The Arc Maryland is busy this legislative session with testimony provided or planned on 36 bills.  They are supporting twenty-five, supporting six with amendments, opposing four, and monitoring one.  In the week of February 6, they testified in favor of HB 1, the Maryland Healthy Families Act, which requires employers of more than 15 employees to provide paid sick leave; SB 180, the Independent Living Tax Credit Act, which provides a tax credit for improving home accessibility; HB 197, Peyton’s Bill, which provides grants to public schools for technology that allows students who couldn’t otherwise attend school to attend remotely; HB 174, which gives parents the right to give or withhold consent on certain IEP decisions and requires the schools to file for due process if they disagree; and SJR2, which rescinds Maryland’s application for a Convention to propose amendments to the United States Constitution pursuant to Article V.

The Arc Wisconsin Helps Secure Funding for Youth in Transition

The Arc Wisconsin has been working with the Wisconsin Board for People with Developmental Disabilities to develop initiatives that help youth in transition secure employment.
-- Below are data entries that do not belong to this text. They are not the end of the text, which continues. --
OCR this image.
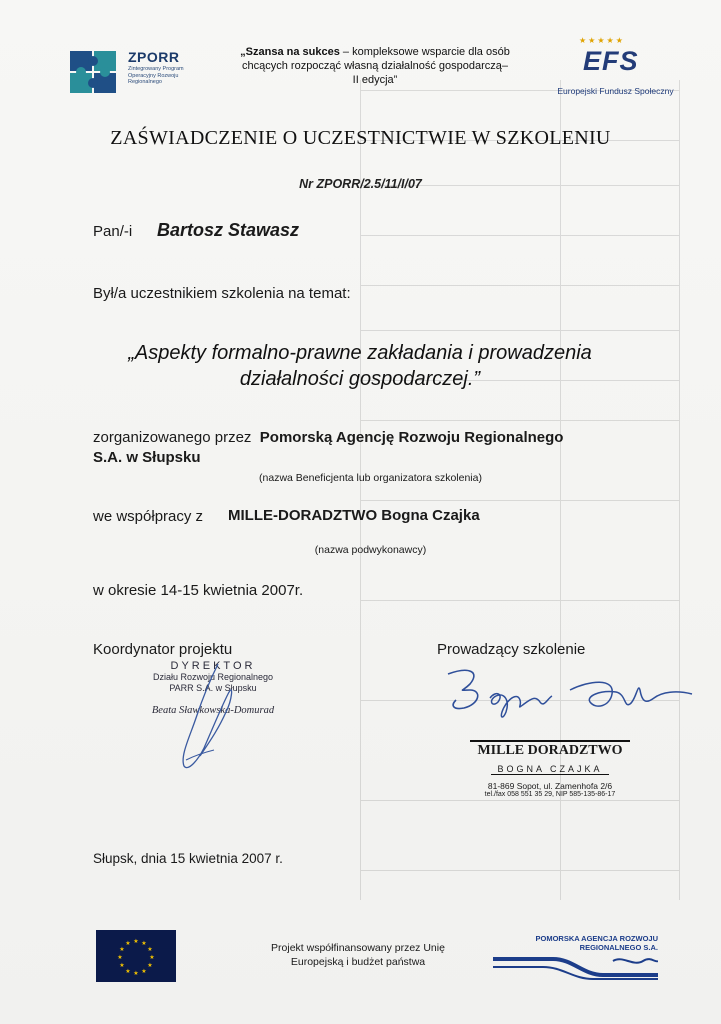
ZPORR
Zintegrowany Program Operacyjny Rozwoju Regionalnego
„Szansa na sukces – kompleksowe wsparcie dla osób
chcących rozpocząć własną działalność gospodarczą–
II edycja”
★★★★★
EFS
Europejski Fundusz Społeczny
ZAŚWIADCZENIE O UCZESTNICTWIE W SZKOLENIU
Nr ZPORR/2.5/11/I/07
Pan/-i Bartosz Stawasz
Był/a uczestnikiem szkolenia na temat:
„Aspekty formalno-prawne zakładania i prowadzenia
działalności gospodarczej.”
zorganizowanego przez Pomorską Agencję Rozwoju Regionalnego
S.A. w Słupsku
(nazwa Beneficjenta lub organizatora szkolenia)
we współpracy z MILLE-DORADZTWO Bogna Czajka
(nazwa podwykonawcy)
w okresie 14-15 kwietnia 2007r.
Koordynator projektu	Prowadzący szkolenie
DYREKTOR
Działu Rozwoju Regionalnego
PARR S.A. w Słupsku
Beata Sławkowska-Domurad
MILLE DORADZTWO
BOGNA CZAJKA
81-869 Sopot, ul. Zamenhofa 2/6
tel./fax 058 551 35 29, NIP 585-135-86-17
Słupsk, dnia 15 kwietnia 2007 r.
★ ★
★
★
★
★
★
★
★
★
★
★	Projekt współfinansowany przez Unię
Europejską i budżet państwa
POMORSKA AGENCJA ROZWOJU
REGIONALNEGO S.A.
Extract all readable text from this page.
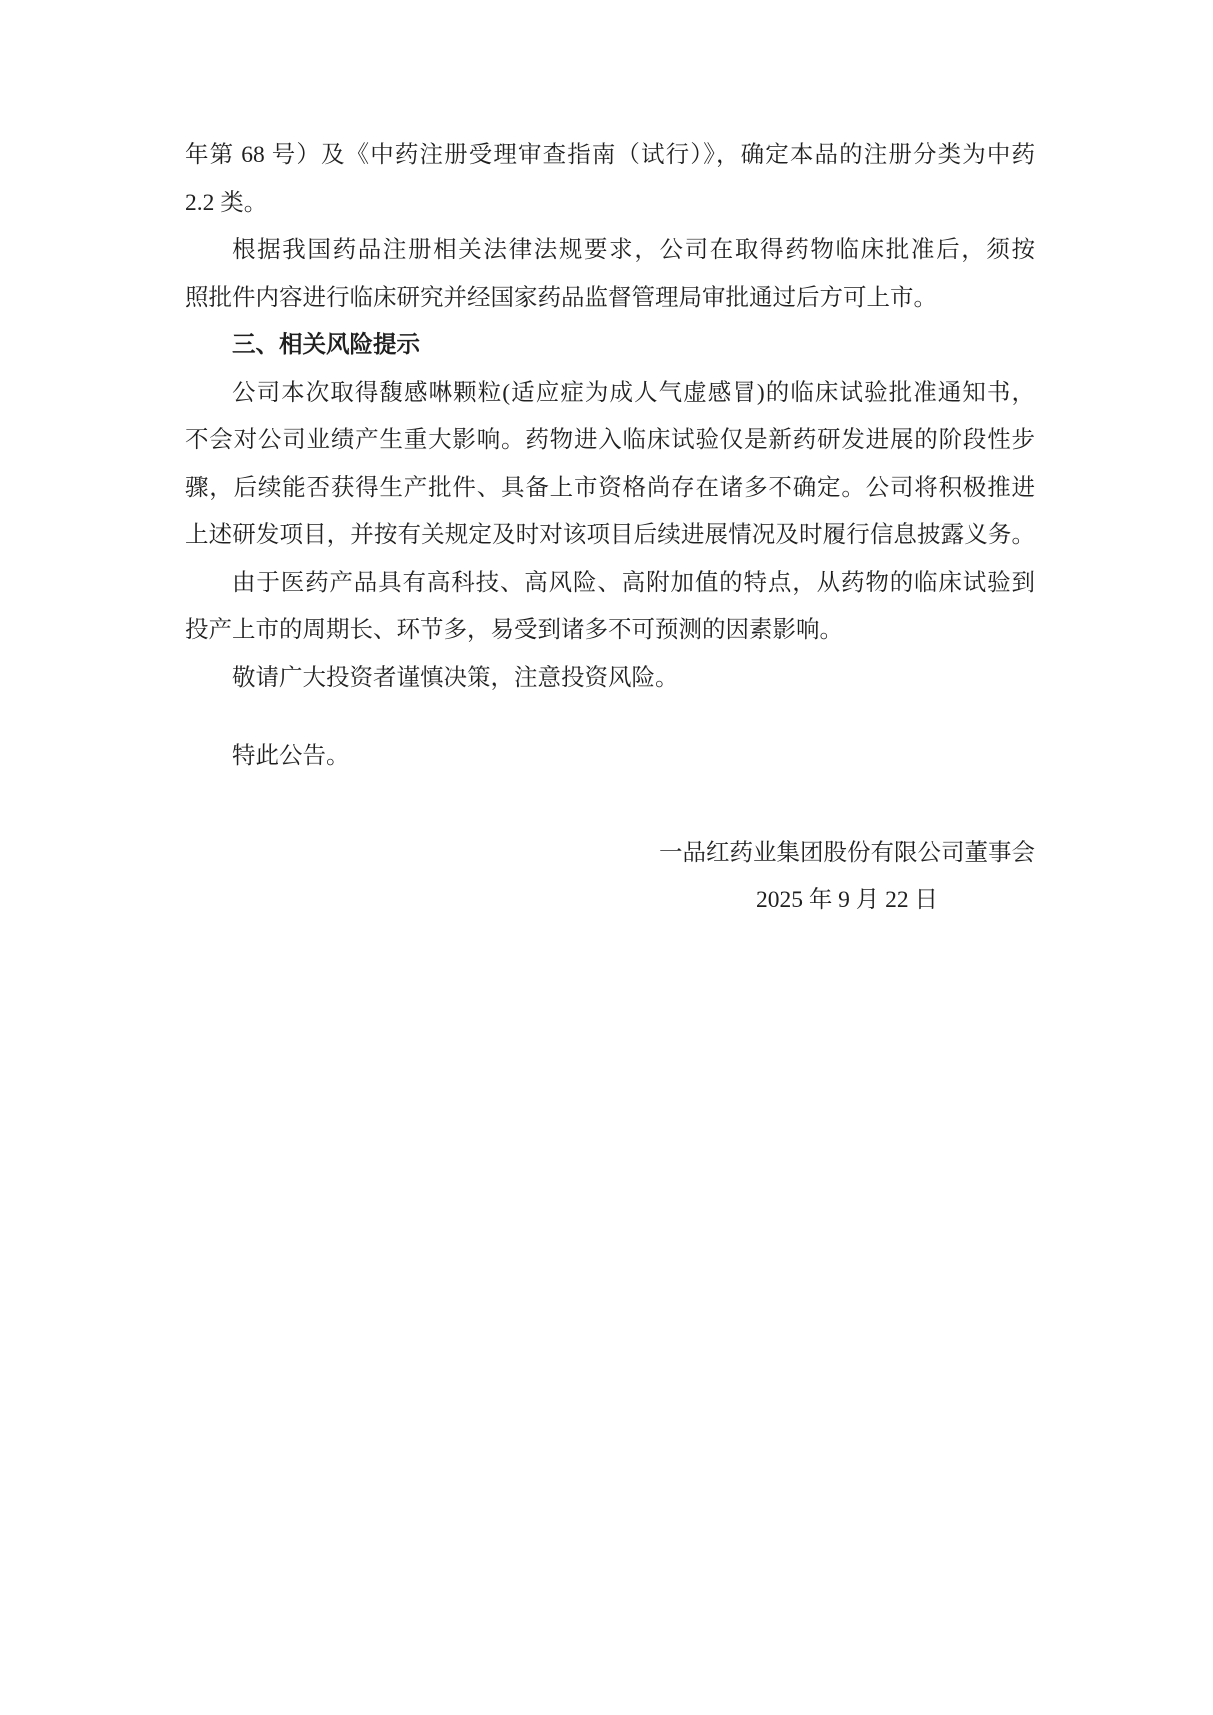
年第 68 号）及《中药注册受理审查指南（试行）》，确定本品的注册分类为中药
2.2 类。
根据我国药品注册相关法律法规要求，公司在取得药物临床批准后，须按
照批件内容进行临床研究并经国家药品监督管理局审批通过后方可上市。
三、相关风险提示
公司本次取得馥感啉颗粒(适应症为成人气虚感冒)的临床试验批准通知书，
不会对公司业绩产生重大影响。药物进入临床试验仅是新药研发进展的阶段性步
骤，后续能否获得生产批件、具备上市资格尚存在诸多不确定。公司将积极推进
上述研发项目，并按有关规定及时对该项目后续进展情况及时履行信息披露义务。
由于医药产品具有高科技、高风险、高附加值的特点，从药物的临床试验到
投产上市的周期长、环节多，易受到诸多不可预测的因素影响。
敬请广大投资者谨慎决策，注意投资风险。
特此公告。
一品红药业集团股份有限公司董事会
2025 年 9 月 22 日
As a result of the chapter’s advocacy, these efforts are now included in Governor Scott Walker’s budget, which proposes $5.1 million in awards to school districts that help students with disabilities obtain employment and $1.5 million to help school districts improve transition programming that connects students with disabilities to jobs.

The Arc of New Jersey Secures Passage of Bill Creating a Special Education Ombudsman

S451, recently signed into law by Governor Christie, establishes the Office of the Special Education Ombudsman in DOE. The duties of the Ombudsman include, among other things, serving as a resource for the public to better understand state and federal laws governing special education, providing support to parents of students with disabilities in navigating the process of obtaining special education services, educating parents about the available options for resolving special education disputes, identifying patterns of special education complaints and recommending strategies for improvement to NJ-DOE, and serving as a general resource for disability-related information and referrals.

The Arc of New Jersey Secures Committee Passage of Bill Creating Database of Special Education Decisions

S447, recently passed out of the Senate Education Committee, requires NJ-DOE to maintain an electronic database of all decisions rendered by the New Jersey Office of Administrative Law in a special education due process hearing. NJ-DOE must make the database available on its website so that it can be easily accessed by the public.